Wüste von Marokko
Hilfsorganisation berichtet über 500 ausgesetzte Flüchtlinge
Die Hilfsorganisation Ärzte ohne Grenzen hat in der Wüste im Süden Marokkos nach eigenen Angaben mehr als 500 afrikanische Flüchtlinge entdeckt. Sie sollen dort nach ihrer Vertreibung aus den spanischen Exklaven Melilla und Ceuta von der marokkanischen Polizei ausgesetzt worden sein.
Madrid/Tanger - Wie Ärzte ohne Grenzen heute unter Berufung auf Berichte von Flüchtlingen mitteilte, wurden die Menschen von der spanischen Polizei zunächst aus den spanischen Exklaven Ceuta und Melilla vertrieben. Dann habe die marokkanische Polizei sie in Bussen und Lastwagen Hunderte Kilometer nach Süden gefahren. Rund 50 Menschen in der Gruppe, in der sich auch Frauen und Kinder befanden, seien verletzt gewesen. Sechs von ihnen mussten demnach in ein Krankenhaus gebracht werden. Nach Angaben der Menschenrechtsgruppe Prodein sollen derzeit etwa 1000 Menschen in der Wüste ohne Wasser unterwegs sein.
Der marokkanische Informationsminister Nabil Benabdallah widersprach den Vorwürfen: Marokko halte sich an internationale Standards und respektiere die Menschenrechte. Seine Regierung verlangte von Europa, mehr Druck auf Algerien auszuüben, um den Transit der Emigranten über sein Territorium zu unterbinden.
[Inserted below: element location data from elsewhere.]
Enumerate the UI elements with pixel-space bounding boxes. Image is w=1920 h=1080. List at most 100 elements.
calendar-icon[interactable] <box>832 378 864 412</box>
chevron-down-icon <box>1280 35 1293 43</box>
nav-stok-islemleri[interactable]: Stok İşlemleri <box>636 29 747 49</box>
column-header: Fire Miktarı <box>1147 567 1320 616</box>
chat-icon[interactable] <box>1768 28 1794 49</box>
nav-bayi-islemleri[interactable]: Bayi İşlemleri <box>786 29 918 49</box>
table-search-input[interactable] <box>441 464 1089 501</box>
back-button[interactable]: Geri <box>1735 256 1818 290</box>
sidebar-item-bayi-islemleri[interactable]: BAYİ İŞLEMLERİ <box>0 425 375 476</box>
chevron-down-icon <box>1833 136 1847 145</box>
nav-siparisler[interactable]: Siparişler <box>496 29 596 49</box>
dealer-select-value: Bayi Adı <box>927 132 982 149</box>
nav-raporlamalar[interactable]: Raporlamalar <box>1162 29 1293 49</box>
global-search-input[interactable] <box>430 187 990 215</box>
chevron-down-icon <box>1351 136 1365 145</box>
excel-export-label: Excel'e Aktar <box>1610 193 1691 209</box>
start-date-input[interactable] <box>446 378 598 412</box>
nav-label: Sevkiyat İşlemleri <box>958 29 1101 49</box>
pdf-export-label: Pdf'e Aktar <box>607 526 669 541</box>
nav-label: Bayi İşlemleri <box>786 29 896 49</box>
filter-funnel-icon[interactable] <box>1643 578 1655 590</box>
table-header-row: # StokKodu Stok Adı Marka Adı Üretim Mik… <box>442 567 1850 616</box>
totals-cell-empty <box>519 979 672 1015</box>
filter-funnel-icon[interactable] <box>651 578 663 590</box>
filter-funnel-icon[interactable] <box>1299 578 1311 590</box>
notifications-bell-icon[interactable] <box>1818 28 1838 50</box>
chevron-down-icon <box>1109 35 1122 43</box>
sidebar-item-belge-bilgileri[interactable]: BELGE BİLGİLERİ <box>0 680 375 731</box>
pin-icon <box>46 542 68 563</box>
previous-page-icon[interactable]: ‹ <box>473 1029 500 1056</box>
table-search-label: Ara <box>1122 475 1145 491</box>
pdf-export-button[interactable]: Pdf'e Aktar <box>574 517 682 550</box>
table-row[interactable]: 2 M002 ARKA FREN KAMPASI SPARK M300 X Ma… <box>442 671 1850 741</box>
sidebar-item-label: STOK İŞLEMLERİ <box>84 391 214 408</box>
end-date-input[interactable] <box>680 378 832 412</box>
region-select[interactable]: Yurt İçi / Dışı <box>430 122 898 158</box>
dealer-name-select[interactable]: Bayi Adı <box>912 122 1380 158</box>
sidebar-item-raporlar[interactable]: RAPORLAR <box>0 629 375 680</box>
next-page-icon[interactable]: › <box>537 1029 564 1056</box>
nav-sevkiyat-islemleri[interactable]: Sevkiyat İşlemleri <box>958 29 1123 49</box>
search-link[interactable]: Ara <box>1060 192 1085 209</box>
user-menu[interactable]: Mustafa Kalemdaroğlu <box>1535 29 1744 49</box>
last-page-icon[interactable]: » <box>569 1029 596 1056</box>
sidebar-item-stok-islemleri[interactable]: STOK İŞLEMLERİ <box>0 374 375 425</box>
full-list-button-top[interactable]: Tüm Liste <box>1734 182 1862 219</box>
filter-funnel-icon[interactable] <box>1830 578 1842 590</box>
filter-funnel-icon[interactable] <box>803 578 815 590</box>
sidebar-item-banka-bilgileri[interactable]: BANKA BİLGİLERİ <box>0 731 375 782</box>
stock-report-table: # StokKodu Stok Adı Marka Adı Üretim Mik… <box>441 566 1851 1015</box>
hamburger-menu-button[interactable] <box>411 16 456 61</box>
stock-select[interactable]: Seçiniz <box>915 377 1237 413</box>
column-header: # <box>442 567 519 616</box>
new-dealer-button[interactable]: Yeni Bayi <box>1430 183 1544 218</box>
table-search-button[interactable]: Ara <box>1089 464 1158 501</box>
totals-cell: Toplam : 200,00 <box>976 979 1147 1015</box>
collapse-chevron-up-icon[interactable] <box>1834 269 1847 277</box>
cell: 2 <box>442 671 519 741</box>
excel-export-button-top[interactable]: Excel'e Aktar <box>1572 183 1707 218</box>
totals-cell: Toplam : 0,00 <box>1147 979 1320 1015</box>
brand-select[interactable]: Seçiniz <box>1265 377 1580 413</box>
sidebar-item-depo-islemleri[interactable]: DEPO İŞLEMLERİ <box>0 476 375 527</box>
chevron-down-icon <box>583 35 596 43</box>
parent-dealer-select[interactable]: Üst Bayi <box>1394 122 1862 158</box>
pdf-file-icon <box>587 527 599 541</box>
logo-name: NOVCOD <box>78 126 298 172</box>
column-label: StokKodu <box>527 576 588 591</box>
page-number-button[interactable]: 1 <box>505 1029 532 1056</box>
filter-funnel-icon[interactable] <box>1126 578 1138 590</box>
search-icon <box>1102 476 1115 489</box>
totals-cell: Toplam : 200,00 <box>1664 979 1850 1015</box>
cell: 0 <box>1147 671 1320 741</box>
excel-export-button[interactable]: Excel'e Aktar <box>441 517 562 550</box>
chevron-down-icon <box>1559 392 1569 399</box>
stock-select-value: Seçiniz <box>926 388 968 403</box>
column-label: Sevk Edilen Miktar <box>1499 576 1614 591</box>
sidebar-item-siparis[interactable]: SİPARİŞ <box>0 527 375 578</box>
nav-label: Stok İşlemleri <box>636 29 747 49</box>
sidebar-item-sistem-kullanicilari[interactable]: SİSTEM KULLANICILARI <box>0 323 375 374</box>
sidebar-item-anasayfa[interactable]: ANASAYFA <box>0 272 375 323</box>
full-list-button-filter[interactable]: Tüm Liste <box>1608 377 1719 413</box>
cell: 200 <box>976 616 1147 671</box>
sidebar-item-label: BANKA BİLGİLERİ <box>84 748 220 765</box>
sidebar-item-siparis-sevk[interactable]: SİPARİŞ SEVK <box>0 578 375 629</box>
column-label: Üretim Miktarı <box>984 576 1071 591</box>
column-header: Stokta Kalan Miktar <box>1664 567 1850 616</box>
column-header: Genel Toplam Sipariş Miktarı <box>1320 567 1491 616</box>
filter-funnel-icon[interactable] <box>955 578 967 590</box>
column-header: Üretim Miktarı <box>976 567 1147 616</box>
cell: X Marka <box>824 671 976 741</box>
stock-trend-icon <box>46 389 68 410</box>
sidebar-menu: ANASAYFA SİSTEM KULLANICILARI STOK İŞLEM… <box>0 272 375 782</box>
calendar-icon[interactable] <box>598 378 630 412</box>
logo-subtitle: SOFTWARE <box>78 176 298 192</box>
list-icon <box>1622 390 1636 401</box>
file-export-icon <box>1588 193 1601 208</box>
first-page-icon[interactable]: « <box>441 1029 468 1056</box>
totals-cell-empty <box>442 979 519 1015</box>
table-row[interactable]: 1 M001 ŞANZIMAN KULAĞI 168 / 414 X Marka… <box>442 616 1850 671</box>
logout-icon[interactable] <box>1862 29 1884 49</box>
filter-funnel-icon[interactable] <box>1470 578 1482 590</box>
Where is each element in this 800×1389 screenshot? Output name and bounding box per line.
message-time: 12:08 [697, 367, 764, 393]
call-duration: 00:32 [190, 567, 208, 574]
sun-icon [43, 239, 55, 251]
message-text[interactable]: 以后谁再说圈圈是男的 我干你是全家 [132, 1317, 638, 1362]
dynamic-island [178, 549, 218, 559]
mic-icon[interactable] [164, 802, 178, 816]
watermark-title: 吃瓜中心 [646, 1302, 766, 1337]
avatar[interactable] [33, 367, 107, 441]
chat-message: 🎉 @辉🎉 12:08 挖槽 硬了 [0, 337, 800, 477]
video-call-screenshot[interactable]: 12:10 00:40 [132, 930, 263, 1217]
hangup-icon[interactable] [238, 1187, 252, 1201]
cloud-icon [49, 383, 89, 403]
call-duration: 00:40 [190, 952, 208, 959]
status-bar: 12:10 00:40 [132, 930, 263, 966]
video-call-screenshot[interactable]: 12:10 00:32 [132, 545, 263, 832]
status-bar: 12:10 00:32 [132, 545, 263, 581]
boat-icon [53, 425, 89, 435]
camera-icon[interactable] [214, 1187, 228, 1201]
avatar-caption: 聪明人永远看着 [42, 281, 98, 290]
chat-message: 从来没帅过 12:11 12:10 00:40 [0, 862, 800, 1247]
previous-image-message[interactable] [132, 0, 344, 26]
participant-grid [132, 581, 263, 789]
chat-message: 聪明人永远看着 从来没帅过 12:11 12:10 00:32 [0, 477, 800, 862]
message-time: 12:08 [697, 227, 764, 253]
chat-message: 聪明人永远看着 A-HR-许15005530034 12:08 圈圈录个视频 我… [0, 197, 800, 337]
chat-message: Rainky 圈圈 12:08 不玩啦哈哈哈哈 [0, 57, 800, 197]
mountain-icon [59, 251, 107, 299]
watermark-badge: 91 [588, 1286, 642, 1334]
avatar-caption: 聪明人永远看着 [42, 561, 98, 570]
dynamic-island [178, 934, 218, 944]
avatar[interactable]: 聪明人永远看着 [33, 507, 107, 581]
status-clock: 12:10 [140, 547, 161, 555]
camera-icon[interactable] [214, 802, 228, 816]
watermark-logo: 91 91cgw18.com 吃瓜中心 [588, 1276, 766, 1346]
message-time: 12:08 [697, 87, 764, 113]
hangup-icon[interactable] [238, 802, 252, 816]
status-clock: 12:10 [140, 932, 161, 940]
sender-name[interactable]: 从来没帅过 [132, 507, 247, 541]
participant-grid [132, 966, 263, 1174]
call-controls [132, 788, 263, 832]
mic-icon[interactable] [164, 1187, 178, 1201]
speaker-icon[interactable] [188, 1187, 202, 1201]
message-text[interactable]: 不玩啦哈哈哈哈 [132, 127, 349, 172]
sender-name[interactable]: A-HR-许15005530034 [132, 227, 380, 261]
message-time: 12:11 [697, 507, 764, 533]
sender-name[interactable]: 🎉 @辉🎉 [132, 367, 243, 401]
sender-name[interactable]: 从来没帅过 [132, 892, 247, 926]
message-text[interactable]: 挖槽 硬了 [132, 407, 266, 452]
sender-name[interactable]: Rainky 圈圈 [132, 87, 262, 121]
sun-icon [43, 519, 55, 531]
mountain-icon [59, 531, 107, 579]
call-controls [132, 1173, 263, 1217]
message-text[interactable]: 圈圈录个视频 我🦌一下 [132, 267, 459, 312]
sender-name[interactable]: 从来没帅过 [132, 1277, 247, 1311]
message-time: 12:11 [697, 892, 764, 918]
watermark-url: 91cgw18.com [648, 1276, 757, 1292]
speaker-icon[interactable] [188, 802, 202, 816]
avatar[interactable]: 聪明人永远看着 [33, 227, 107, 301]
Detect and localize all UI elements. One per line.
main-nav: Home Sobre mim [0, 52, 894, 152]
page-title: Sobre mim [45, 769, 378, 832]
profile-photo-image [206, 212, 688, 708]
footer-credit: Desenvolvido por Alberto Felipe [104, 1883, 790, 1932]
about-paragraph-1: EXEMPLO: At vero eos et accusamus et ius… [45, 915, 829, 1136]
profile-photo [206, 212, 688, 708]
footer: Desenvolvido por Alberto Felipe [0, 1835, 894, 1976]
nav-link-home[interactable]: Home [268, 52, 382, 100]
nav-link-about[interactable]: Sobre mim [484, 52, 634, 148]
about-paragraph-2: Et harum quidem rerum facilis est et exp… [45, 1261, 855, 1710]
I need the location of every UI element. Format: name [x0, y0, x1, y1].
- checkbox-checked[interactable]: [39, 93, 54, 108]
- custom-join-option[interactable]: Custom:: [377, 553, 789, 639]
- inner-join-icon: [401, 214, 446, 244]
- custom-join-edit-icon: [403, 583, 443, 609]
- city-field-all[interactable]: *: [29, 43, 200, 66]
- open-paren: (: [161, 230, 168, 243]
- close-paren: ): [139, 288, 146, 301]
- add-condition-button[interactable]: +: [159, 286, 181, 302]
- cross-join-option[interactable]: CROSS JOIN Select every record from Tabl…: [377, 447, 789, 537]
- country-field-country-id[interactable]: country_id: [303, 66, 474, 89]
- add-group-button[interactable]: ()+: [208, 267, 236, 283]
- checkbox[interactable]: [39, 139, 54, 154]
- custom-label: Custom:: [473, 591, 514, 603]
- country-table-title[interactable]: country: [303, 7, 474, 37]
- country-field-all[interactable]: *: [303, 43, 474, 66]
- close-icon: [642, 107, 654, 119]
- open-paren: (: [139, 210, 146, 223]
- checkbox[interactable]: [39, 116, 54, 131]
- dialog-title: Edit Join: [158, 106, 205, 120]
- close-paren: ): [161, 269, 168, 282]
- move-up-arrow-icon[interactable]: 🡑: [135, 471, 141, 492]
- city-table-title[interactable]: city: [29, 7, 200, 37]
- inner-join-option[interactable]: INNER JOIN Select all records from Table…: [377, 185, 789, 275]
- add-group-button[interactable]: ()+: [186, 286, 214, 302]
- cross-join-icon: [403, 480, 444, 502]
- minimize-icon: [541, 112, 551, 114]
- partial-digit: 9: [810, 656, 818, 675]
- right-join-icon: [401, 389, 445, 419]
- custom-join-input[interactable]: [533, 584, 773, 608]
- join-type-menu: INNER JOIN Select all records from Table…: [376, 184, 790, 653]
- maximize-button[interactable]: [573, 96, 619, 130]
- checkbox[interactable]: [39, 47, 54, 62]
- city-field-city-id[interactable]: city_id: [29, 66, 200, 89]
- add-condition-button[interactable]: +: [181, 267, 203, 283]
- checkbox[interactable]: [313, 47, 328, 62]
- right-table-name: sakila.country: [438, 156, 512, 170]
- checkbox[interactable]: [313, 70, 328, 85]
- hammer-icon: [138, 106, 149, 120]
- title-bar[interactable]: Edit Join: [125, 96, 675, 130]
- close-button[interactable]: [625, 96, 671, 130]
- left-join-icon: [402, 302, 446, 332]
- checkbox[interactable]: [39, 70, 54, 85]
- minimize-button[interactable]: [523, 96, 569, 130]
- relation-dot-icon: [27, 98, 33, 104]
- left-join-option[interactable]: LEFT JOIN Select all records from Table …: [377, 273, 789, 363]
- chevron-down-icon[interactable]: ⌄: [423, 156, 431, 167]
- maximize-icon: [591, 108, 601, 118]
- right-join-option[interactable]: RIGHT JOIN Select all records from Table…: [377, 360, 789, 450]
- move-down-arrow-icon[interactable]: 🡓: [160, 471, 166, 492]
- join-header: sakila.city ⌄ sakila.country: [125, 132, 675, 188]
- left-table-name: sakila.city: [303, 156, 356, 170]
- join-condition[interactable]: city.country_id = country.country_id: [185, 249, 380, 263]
Eine Gruppe von 73 afrikanischen Flüchtlingen, die Spanien offiziell aus seiner Exklave Melilla abgeschoben hatte, traf unterdessen in Tanger ein. Die Gruppe, die aus dem südspanischen Algeciras kam, sei in der Nacht zu Freitag in der marokkanischen Hafenstadt angekommen, teilte ein ranghoher Mitarbeiter der Provinzverwaltung mit. Dort seien sie zunächst in einer Wohlfahrtseinrichtung untergebracht worden. Gestern Abend hatte Marokko mitgeteilt, dass es 73 von Spanien ausgewiesene Flüchtlinge aufnehmen werde.
Grundlage der Abschiebung ist ein marokkanisch-spanisches Abkommen aus dem Jahr 1992, das bisher nur teilweise angewendet worden war. Spanien will in den kommenden Tagen Hunderte weitere illegale Einwanderer nach Marokko abschieben.
In den vergangenen Wochen hatten Tausende afrikanische Flüchtlinge versucht die Grenzzäune zu den spanischen Exklaven Ceuta und Melilla zu überwinden. Hunderte von ihnen gelangten auf spanisches Territorium. Bei den nächtlichen Aktionen wurden 14 Menschen getötet. Bisher konnten Flüchtlinge, die auf spanisches Gebiet gelangten, damit rechnen, dort bleiben zu können. Die Regierung in Madrid duldete die Flüchtlinge bisher, weil es mit den meist im Afrika südlich der Sahara gelegenen Herkunftsländern keine Rückführungsabkommen gibt.
Die Menschenrechtsorganisation Pro Asyl kritisierte die Abschiebungen als "menschenverachtend und völkerrechtswidrig". Den Abgeschobenen drohten in Marokko Misshandlungen. Der stellvertretende SPD-Fraktionsvorsitzende Gernot Erler erklärte, bei den Abschiebungen handle es sich um ein "unmenschliches Zurückschicken in die Hoffnungslosigkeit". Der entwicklungspolitische Sprecher der Unionsfraktion im Bundestag, Christian Ruck, sagte, die Abschiebungen führten das "Scheitern der europäischen Afrikapolitik vor Augen".
Das Uno-Flüchtlingshilfswerk UNHCR hat inzwischen eine Delegation nach Marokko geschickt, um mit der dortigen Regierung über eine Lösung des Flüchtlingsdramas an den spanischen Enklaven zu beraten. Der Uno-Hochkommissar für Flüchtlinge, Portugals früherer Ministerpräsident Antonio Guterres, äußerte die Sorge, dass unter den Hunderten Emigranten aus Afrika auch Menschen mit einem Anspruch auf Asyl sind. Das Mandat des UNHCR gilt für Menschen, die vor Kriegen und politischer Verfolgung fliehen, nicht aber für jene, die aus wirtschaftlicher Not ihre Heimat verlassen, um in reiche Länder zu gelangen.